Monday, August 19, 2013

A Layperson's History of Getting {U} from a Stone, Part 2

Last week I talked about getting mana of any color from colorless sources, namely artifacts and lands. Black Lotus was too strong. Mana Prism and Standing Stones were awful, but the work moved on. I laid out three major avenues Wizards seemed to pursue to get the balance just right; artifacts that can only be used once, repeatable artifacts that required a cost (usually filters that turn one type of mana into another), and artifacts that placed conditions on the type or use of the mana they generated.

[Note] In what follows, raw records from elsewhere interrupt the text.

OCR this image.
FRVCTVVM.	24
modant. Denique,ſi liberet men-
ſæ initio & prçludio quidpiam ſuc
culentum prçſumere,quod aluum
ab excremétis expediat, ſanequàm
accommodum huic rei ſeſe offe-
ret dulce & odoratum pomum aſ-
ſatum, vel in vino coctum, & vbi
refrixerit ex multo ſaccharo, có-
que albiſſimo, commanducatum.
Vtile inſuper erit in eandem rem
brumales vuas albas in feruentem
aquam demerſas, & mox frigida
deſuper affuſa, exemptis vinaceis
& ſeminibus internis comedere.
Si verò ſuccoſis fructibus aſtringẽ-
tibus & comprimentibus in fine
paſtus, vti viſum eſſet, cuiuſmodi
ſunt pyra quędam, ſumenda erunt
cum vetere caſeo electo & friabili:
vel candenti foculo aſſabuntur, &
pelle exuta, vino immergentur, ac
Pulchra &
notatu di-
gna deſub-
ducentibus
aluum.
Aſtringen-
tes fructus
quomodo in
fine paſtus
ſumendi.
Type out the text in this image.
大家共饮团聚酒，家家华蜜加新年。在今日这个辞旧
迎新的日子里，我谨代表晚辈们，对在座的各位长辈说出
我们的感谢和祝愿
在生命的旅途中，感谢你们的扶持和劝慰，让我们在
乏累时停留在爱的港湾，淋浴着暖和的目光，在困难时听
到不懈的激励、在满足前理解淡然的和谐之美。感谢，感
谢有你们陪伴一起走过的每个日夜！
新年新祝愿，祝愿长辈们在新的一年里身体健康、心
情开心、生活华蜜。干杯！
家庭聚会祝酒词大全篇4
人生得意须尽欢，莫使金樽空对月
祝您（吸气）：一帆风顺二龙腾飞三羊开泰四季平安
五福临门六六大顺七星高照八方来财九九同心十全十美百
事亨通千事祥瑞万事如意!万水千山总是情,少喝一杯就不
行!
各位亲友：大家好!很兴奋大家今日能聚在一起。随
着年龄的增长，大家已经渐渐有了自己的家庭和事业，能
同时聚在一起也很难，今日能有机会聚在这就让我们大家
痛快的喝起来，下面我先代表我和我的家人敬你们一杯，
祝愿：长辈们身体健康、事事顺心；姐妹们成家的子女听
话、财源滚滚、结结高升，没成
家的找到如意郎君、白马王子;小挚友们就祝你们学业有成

Let's start with the exception: Lion's Eye Diamond from the Mirage set. It almost looks like Lion's Eye Diamond was an attempt by the folks at Magic to tame Black Lotus. After all, lotus proved three mana was worth more than a single card. Lion's Eye Diamond took it to the next step; what if the cost of all that mana was every card? Lion's Eye Diamond was never a Black Lotus, but its "drawback" added a lot of fuel to graveyard-based dredge decks and keeps it in the just-under-$100 range in the secondary market these days. Until Lotus Bloom got it right in Time Spiral, it was also the final attempt at the three-mana-for-none-artifact.

 
Moxen remained popular though, and after lands, they were the top candidates for experimentation. Stronghold's Mox Diamond literally replaced a land in your deck, forcing you to discard it. Essentially, it made you skip a land drop later to get a land of any color a bit sooner. Five years later Mirrodin, the flagship artifact set, introduced Chrome Mox. Like its direct predecessor, it required you to pitch a card from your hand to get it to work, but it only produced mana of that card's colors, adding restrictions. Sure, it could produce mana of any color, but like Fellwar Stone, it usually didn't.

Finally, Scars of Mirrodin introduced Mox Opal, a zero-cost artifact that produced mana of any color. The only restrictions were that it required two other artifacts to function and that you could only have one in play at a time. In the right constructed deck, it was a strong card. Even in a draft, it was still the equivalent of a free land drop just a few turns in. Much like Lotus Bloom, Mox Opal is the sharpest implementation of a quintessential Magic concept.

If Black Lotus and the Moxes were the hard-scrabble first generation immigrants, these guys are the kids they put through college.

The repeatable cost artifacts finally hit their stride in Mirage with Mana Prism. It not only offered colorless mana, but it filtered it as well. Eventually, Prismatic Lens bought the cost down to where players wanted it, and we even saw variations on the theme in Mana Cylix and Prophetic Prism. The latter traded one generic mana a turn for a single card draw, reversing the card-to-mana efficiency that made Black Lotus...Black Lotus.

Old and busted; new hotness.

A few lands followed that approach too. Henge of Ramos and School of the Unseen both soundly failed at it. Passing on one mana and spending another two just for a single mana was a steep cost. It was a stupid cost. A player with four lands could produce two mana if they needed to splash an off-color card. It was a bit much. Years later, Shimmering Grotto was basically a Prismatic Lens taped to a land, which made it cheap for the function, but slightly off-putting for a land.